Critique de la déraison évolutionniste

O6, 2006, Critique de la déraison évolutionniste. Animalisation de l’Homme et processus de « civilisation », L’Harmattan, (coll. Sociologies et environnement), 431 p.

Ce livre ne procède d’aucune manière à une mise en cause du principe d’évolution en biologie, que l’on considère comme acquis en dépit des débats et controverses relatifs aux notions d’adaptation, de lutte et d’entraide des différentes espèces végétales ou animales. Cet ouvrage vise, en revanche, à montrer l’inconséquence et le danger des analogies ou glissements de sens des sciences de la vie vers les sciences sociohumaines ; il dénonce les prétentions de la biologie à expliquer les institutions, ces œuvres à la fois collectives, transitives et impersonnelles perpétuant, sur le mode plus ou moins sédimenté, une action humaine passée. Il montre également que les idéologies du progrès se sont toujours appuyées sur une vision évolutionniste présupposant que les sociétés dominantes, ou celles dites modernes, sont supérieures aux sociétés « non modernes » d’hier ou d’aujourd’hui, tant du point de vue du bien-être matériel que du point de vue de la connaissance et des mœurs.
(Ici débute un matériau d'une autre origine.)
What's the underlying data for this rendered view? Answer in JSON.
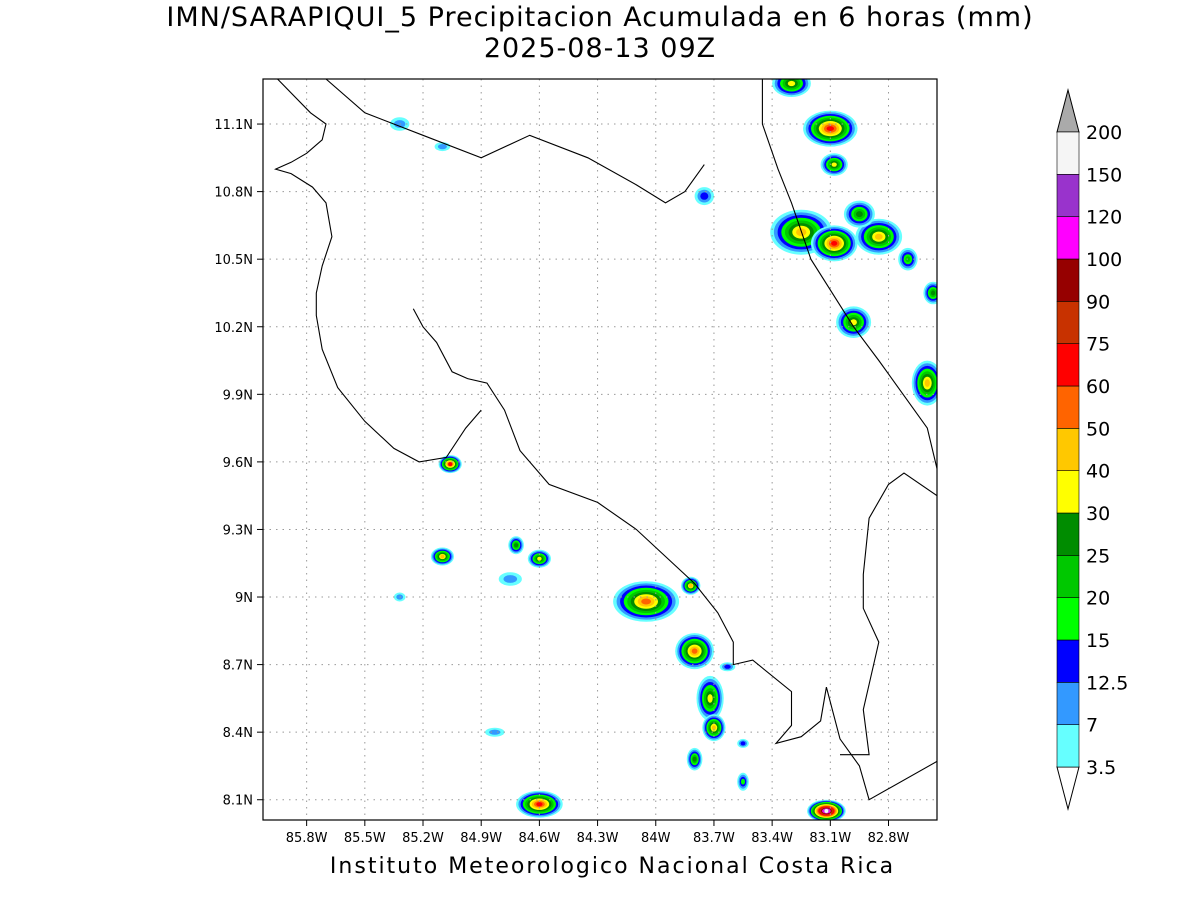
{
  "title": {
    "line1": "IMN/SARAPIQUI_5 Precipitacion Acumulada en 6 horas (mm)",
    "line2": "2025-08-13 09Z"
  },
  "footer": "Instituto Meteorologico Nacional Costa Rica",
  "map": {
    "lon_range": [
      -86.025,
      -82.55
    ],
    "lat_range": [
      8.01,
      11.3
    ],
    "lon_ticks": [
      {
        "value": -85.8,
        "label": "85.8W"
      },
      {
        "value": -85.5,
        "label": "85.5W"
      },
      {
        "value": -85.2,
        "label": "85.2W"
      },
      {
        "value": -84.9,
        "label": "84.9W"
      },
      {
        "value": -84.6,
        "label": "84.6W"
      },
      {
        "value": -84.3,
        "label": "84.3W"
      },
      {
        "value": -84.0,
        "label": "84W"
      },
      {
        "value": -83.7,
        "label": "83.7W"
      },
      {
        "value": -83.4,
        "label": "83.4W"
      },
      {
        "value": -83.1,
        "label": "83.1W"
      },
      {
        "value": -82.8,
        "label": "82.8W"
      }
    ],
    "lat_ticks": [
      {
        "value": 11.1,
        "label": "11.1N"
      },
      {
        "value": 10.8,
        "label": "10.8N"
      },
      {
        "value": 10.5,
        "label": "10.5N"
      },
      {
        "value": 10.2,
        "label": "10.2N"
      },
      {
        "value": 9.9,
        "label": "9.9N"
      },
      {
        "value": 9.6,
        "label": "9.6N"
      },
      {
        "value": 9.3,
        "label": "9.3N"
      },
      {
        "value": 9.0,
        "label": "9N"
      },
      {
        "value": 8.7,
        "label": "8.7N"
      },
      {
        "value": 8.4,
        "label": "8.4N"
      },
      {
        "value": 8.1,
        "label": "8.1N"
      }
    ],
    "grid": "dotted",
    "coastlines": [
      [
        [
          -85.95,
          11.3
        ],
        [
          -85.78,
          11.15
        ],
        [
          -85.7,
          11.1
        ],
        [
          -85.72,
          11.03
        ],
        [
          -85.8,
          10.97
        ],
        [
          -85.88,
          10.93
        ],
        [
          -85.96,
          10.9
        ],
        [
          -85.88,
          10.88
        ],
        [
          -85.77,
          10.82
        ],
        [
          -85.7,
          10.75
        ],
        [
          -85.67,
          10.6
        ],
        [
          -85.72,
          10.47
        ],
        [
          -85.75,
          10.35
        ],
        [
          -85.75,
          10.25
        ],
        [
          -85.72,
          10.1
        ],
        [
          -85.64,
          9.93
        ],
        [
          -85.5,
          9.78
        ],
        [
          -85.35,
          9.66
        ],
        [
          -85.22,
          9.6
        ],
        [
          -85.08,
          9.62
        ],
        [
          -84.98,
          9.75
        ],
        [
          -84.9,
          9.83
        ]
      ],
      [
        [
          -85.25,
          10.28
        ],
        [
          -85.2,
          10.2
        ],
        [
          -85.13,
          10.13
        ],
        [
          -85.05,
          10.0
        ],
        [
          -84.97,
          9.97
        ],
        [
          -84.87,
          9.95
        ],
        [
          -84.78,
          9.83
        ],
        [
          -84.7,
          9.65
        ],
        [
          -84.55,
          9.5
        ],
        [
          -84.3,
          9.42
        ],
        [
          -84.1,
          9.3
        ],
        [
          -83.95,
          9.18
        ],
        [
          -83.8,
          9.06
        ],
        [
          -83.68,
          8.93
        ],
        [
          -83.6,
          8.8
        ],
        [
          -83.6,
          8.7
        ],
        [
          -83.5,
          8.72
        ],
        [
          -83.3,
          8.58
        ],
        [
          -83.3,
          8.43
        ],
        [
          -83.38,
          8.35
        ],
        [
          -83.25,
          8.38
        ],
        [
          -83.15,
          8.45
        ],
        [
          -83.12,
          8.6
        ],
        [
          -83.05,
          8.37
        ],
        [
          -82.95,
          8.25
        ],
        [
          -82.9,
          8.1
        ],
        [
          -82.55,
          8.27
        ]
      ],
      [
        [
          -83.45,
          11.3
        ],
        [
          -83.45,
          11.1
        ],
        [
          -83.37,
          10.9
        ],
        [
          -83.3,
          10.75
        ],
        [
          -83.2,
          10.5
        ],
        [
          -82.98,
          10.2
        ],
        [
          -82.85,
          10.05
        ],
        [
          -82.6,
          9.75
        ],
        [
          -82.55,
          9.57
        ]
      ],
      [
        [
          -85.7,
          11.3
        ],
        [
          -85.5,
          11.15
        ],
        [
          -85.2,
          11.05
        ],
        [
          -84.9,
          10.95
        ],
        [
          -84.65,
          11.05
        ],
        [
          -84.35,
          10.95
        ],
        [
          -84.1,
          10.83
        ],
        [
          -83.95,
          10.75
        ],
        [
          -83.85,
          10.8
        ],
        [
          -83.75,
          10.92
        ]
      ],
      [
        [
          -82.55,
          9.45
        ],
        [
          -82.72,
          9.55
        ],
        [
          -82.8,
          9.5
        ],
        [
          -82.9,
          9.35
        ],
        [
          -82.93,
          9.1
        ],
        [
          -82.93,
          8.95
        ],
        [
          -82.85,
          8.8
        ],
        [
          -82.93,
          8.5
        ],
        [
          -82.9,
          8.3
        ],
        [
          -83.05,
          8.3
        ]
      ]
    ],
    "precip_cells": [
      {
        "lon": -83.1,
        "lat": 11.08,
        "rx": 0.14,
        "ry": 0.08,
        "max": 60
      },
      {
        "lon": -83.3,
        "lat": 11.28,
        "rx": 0.1,
        "ry": 0.06,
        "max": 35
      },
      {
        "lon": -83.08,
        "lat": 10.92,
        "rx": 0.07,
        "ry": 0.05,
        "max": 30
      },
      {
        "lon": -83.25,
        "lat": 10.62,
        "rx": 0.16,
        "ry": 0.1,
        "max": 40
      },
      {
        "lon": -83.08,
        "lat": 10.57,
        "rx": 0.12,
        "ry": 0.08,
        "max": 60
      },
      {
        "lon": -82.85,
        "lat": 10.6,
        "rx": 0.12,
        "ry": 0.08,
        "max": 40
      },
      {
        "lon": -82.95,
        "lat": 10.7,
        "rx": 0.08,
        "ry": 0.06,
        "max": 25
      },
      {
        "lon": -82.7,
        "lat": 10.5,
        "rx": 0.05,
        "ry": 0.05,
        "max": 20
      },
      {
        "lon": -82.98,
        "lat": 10.22,
        "rx": 0.09,
        "ry": 0.07,
        "max": 30
      },
      {
        "lon": -82.6,
        "lat": 9.95,
        "rx": 0.08,
        "ry": 0.1,
        "max": 40
      },
      {
        "lon": -82.57,
        "lat": 10.35,
        "rx": 0.05,
        "ry": 0.05,
        "max": 25
      },
      {
        "lon": -84.05,
        "lat": 8.98,
        "rx": 0.17,
        "ry": 0.09,
        "max": 50
      },
      {
        "lon": -83.8,
        "lat": 8.76,
        "rx": 0.1,
        "ry": 0.08,
        "max": 50
      },
      {
        "lon": -83.72,
        "lat": 8.55,
        "rx": 0.07,
        "ry": 0.1,
        "max": 30
      },
      {
        "lon": -83.7,
        "lat": 8.42,
        "rx": 0.06,
        "ry": 0.06,
        "max": 40
      },
      {
        "lon": -84.6,
        "lat": 8.08,
        "rx": 0.12,
        "ry": 0.06,
        "max": 60
      },
      {
        "lon": -83.12,
        "lat": 8.05,
        "rx": 0.1,
        "ry": 0.05,
        "max": 150
      },
      {
        "lon": -85.06,
        "lat": 9.59,
        "rx": 0.06,
        "ry": 0.04,
        "max": 60
      },
      {
        "lon": -85.1,
        "lat": 9.18,
        "rx": 0.06,
        "ry": 0.04,
        "max": 40
      },
      {
        "lon": -84.6,
        "lat": 9.17,
        "rx": 0.06,
        "ry": 0.04,
        "max": 35
      },
      {
        "lon": -84.72,
        "lat": 9.23,
        "rx": 0.04,
        "ry": 0.04,
        "max": 25
      },
      {
        "lon": -83.82,
        "lat": 9.05,
        "rx": 0.05,
        "ry": 0.04,
        "max": 40
      },
      {
        "lon": -83.8,
        "lat": 8.28,
        "rx": 0.04,
        "ry": 0.05,
        "max": 25
      },
      {
        "lon": -83.55,
        "lat": 8.18,
        "rx": 0.03,
        "ry": 0.04,
        "max": 15
      },
      {
        "lon": -84.83,
        "lat": 8.4,
        "rx": 0.05,
        "ry": 0.02,
        "max": 7
      },
      {
        "lon": -83.55,
        "lat": 8.35,
        "rx": 0.03,
        "ry": 0.02,
        "max": 12.5
      },
      {
        "lon": -83.63,
        "lat": 8.69,
        "rx": 0.04,
        "ry": 0.02,
        "max": 12.5
      },
      {
        "lon": -85.32,
        "lat": 11.1,
        "rx": 0.05,
        "ry": 0.03,
        "max": 7
      },
      {
        "lon": -85.1,
        "lat": 11.0,
        "rx": 0.04,
        "ry": 0.02,
        "max": 7
      },
      {
        "lon": -83.75,
        "lat": 10.78,
        "rx": 0.05,
        "ry": 0.04,
        "max": 12.5
      },
      {
        "lon": -85.32,
        "lat": 9.0,
        "rx": 0.03,
        "ry": 0.02,
        "max": 7
      },
      {
        "lon": -84.75,
        "lat": 9.08,
        "rx": 0.06,
        "ry": 0.03,
        "max": 7
      }
    ]
  },
  "colorbar": {
    "levels": [
      {
        "label": "3.5",
        "color": "#66ffff"
      },
      {
        "label": "7",
        "color": "#3399ff"
      },
      {
        "label": "12.5",
        "color": "#0000ff"
      },
      {
        "label": "15",
        "color": "#00ff00"
      },
      {
        "label": "20",
        "color": "#00c800"
      },
      {
        "label": "25",
        "color": "#008c00"
      },
      {
        "label": "30",
        "color": "#ffff00"
      },
      {
        "label": "40",
        "color": "#ffc800"
      },
      {
        "label": "50",
        "color": "#ff6400"
      },
      {
        "label": "60",
        "color": "#ff0000"
      },
      {
        "label": "75",
        "color": "#c83200"
      },
      {
        "label": "90",
        "color": "#960000"
      },
      {
        "label": "100",
        "color": "#ff00ff"
      },
      {
        "label": "120",
        "color": "#9933cc"
      },
      {
        "label": "150",
        "color": "#f5f5f5"
      },
      {
        "label": "200",
        "color": "#aaaaaa"
      }
    ]
  }
}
On y vivrait mieux ; elles constitueraient un modèle. Mais cette pensée courante se forme aussi par la volonté d’améliorer le fonctionnement des systèmes au détriment de la qualité de vie des personnes.
L’ouvrage se présente comme une enquête à base documentaire : les textes d’auteurs sont considérés comme des archives, comme des traces. Il vise, en tout premier lieu, à remettre en cause l’ensemble des théories sociologiques et anthropologiques consistant à décrire la supposée succession des phases d’évolution de l’humanité. Il montre également la double naturalisation, dominante dans l’histoire de la pensée, des changements humains et des rapports sociaux. De ce que les mêmes lois biologiques régissent les diverses formes du vivant quant au fonctionnement organique et physiologique, on ne saurait déduire que les faits de culture ou les institutions sédimentées par l’histoire ont une cause biogénétique, encore moins confondre animalité et humanité. Les pensées évolutionnistes d’hier et d’aujourd’hui associent le sens du progrès et l’ethnocentrisme, qui existaient déjà dès la haute Antiquité, à la valorisation permanente du productivisme et à l’éloge d’une science de plus en plus segmentaire : travaillant de moins en moins en phase avec la conscience. Ces quatre racines de l’évolutionnisme social l’alimentent et le légitiment tout en se renforçant mutuellement.